We learned that many of the documents are about intelligence, and many were so classified that only parts of them could be read by any one person. We learned that Trump was holding - and had reboxed and moved - documents that were about intercepted intelligence on foreign countries, and human intelligence of our own - i.e. spies.
And then I read this seemingly innocuous piece in the New York Times with these chilling paragraphs:
“C.I.A. espionage operations inside numerous hostile countries have been compromised in recent years when the governments of those countries have arrested, jailed and even killed the agency’s sources.
Last year, a top-secret memo sent to every C.I.A. station around the world warned about troubling numbers of informants being captured or killed, a stark reminder of how important human source networks are to the basic functions of the spy agency.”
“Last year.” What a strangely haunting phrase.
Changing subjects, I clicked on this Salon series about how Hillsdale College in Michigan seems to be the epicenter of the insinuation of Christian nationalism into non-partisan politics.
And I read this piece from NBC about how a Christian cell phone company took over four school boards in the Fort Worth suburbs, and realize that these two stories are connected. And I go back to the book “Jesus and John Wayne,” which tells me that Christian nationalism isn’t about morality, but about toxic masculinity. And that Trump and Desantis are their apotheosis.
And the Dobbs decision.
And this piece on how the legal minds that created our current Supreme Court are now one of the best-funded PACs in the country.
And people being mad because of student loan forgiveness.
And the pictures of flooding in Texas and bridges over dry land in China, and bodies showing up in Lake Mead.
And how, if the Justice Department hadn’t investigated Breonna Taylor’s murder, we would never have known that the warrant used to break into her apartment to begin with was based on information the police knew was wrong. We wouldn’t have known because the Kentucky DA said there was nothing to see. Talk about wrongful use of prosecutorial discretion.
And then there’s this viral video of state police in Arkansas bashing someone’s head into the concrete.
So I turn to reporting on local education, and I see that students who have to live with relatives because their families cannot afford to live on their own are being targeted by the Clark County School District, which took the address verification process away from individual schools and centralized it because the superintendent wants control. Which I have been writing about and warning about for two years. Now those children and their families are assumed to be lying about where they live, and must prove otherwise. One administrator, I’m told by two principals, told parents that they should make the family member or friend they live with the guardian of their children.
It was said to ease the bureaucracy of trying to prove your child belongs in the school. But you can see how it falls right in line with steps to fascism. Right?
To distract myself, I have become fascinated by the backgrounds of the endless TV commentariat - the arrays of bookcases, or pictures of heroes, or piles of wood, or beds, that frame our nation’s experts.
I have been bingeing Netflix.

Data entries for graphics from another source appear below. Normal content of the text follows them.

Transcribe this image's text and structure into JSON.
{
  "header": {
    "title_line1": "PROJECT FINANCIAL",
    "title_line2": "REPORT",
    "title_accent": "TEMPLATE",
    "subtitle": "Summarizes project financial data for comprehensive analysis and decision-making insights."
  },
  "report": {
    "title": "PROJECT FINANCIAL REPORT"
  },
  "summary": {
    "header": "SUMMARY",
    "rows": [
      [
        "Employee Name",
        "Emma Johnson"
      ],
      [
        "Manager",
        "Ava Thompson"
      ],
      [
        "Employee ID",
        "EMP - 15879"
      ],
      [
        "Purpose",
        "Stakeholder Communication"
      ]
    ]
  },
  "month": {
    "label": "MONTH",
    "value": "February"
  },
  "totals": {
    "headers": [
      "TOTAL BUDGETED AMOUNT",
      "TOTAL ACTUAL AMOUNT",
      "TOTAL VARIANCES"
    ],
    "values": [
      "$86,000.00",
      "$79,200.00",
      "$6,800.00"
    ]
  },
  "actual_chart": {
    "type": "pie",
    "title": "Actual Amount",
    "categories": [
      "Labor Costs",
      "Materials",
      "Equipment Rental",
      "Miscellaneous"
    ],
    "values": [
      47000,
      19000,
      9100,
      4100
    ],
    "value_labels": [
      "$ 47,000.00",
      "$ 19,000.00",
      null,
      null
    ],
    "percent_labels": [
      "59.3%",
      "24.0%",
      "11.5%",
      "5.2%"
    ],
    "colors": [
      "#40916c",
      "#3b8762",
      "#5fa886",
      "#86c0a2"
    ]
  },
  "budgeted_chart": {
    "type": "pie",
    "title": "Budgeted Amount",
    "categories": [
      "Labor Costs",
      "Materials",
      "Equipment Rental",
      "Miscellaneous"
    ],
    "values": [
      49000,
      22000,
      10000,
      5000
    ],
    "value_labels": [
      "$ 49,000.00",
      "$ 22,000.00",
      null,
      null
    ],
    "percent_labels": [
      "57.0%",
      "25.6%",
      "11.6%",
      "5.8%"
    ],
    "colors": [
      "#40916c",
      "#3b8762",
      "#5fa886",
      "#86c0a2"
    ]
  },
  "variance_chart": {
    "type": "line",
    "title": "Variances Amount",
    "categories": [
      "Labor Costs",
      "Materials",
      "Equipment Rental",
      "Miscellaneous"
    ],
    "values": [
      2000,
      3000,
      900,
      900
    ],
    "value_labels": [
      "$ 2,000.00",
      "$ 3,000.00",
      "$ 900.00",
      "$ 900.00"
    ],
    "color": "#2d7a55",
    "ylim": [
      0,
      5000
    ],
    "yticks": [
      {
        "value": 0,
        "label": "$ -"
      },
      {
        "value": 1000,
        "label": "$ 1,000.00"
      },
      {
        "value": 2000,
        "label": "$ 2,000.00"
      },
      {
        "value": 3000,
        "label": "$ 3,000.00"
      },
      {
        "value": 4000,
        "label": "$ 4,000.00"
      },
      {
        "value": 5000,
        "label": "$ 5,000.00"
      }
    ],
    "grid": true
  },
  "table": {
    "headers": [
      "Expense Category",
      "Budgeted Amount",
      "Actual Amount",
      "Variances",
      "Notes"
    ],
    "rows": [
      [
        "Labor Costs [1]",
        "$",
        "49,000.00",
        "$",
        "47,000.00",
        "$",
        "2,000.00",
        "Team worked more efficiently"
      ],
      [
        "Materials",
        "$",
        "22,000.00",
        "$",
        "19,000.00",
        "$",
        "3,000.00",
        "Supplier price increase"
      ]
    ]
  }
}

But I have to warn you, “Inventing Anna” is not necessarily a series that is going to make you feel better in an existential way.
I am hopeful when I see the White House Twitter feed trolling lawmakers who accepted their own loan forgiveness while arguing that student loan forgiveness will harm the economy.
I am hopeful that women are registering to vote at unprecedented levels.
I worry that will not be enough.
And that terrifies me far more than having to hold an icepack to my face to ease the swelling of a lost tooth. Or even looking like Alfred E. Neuman.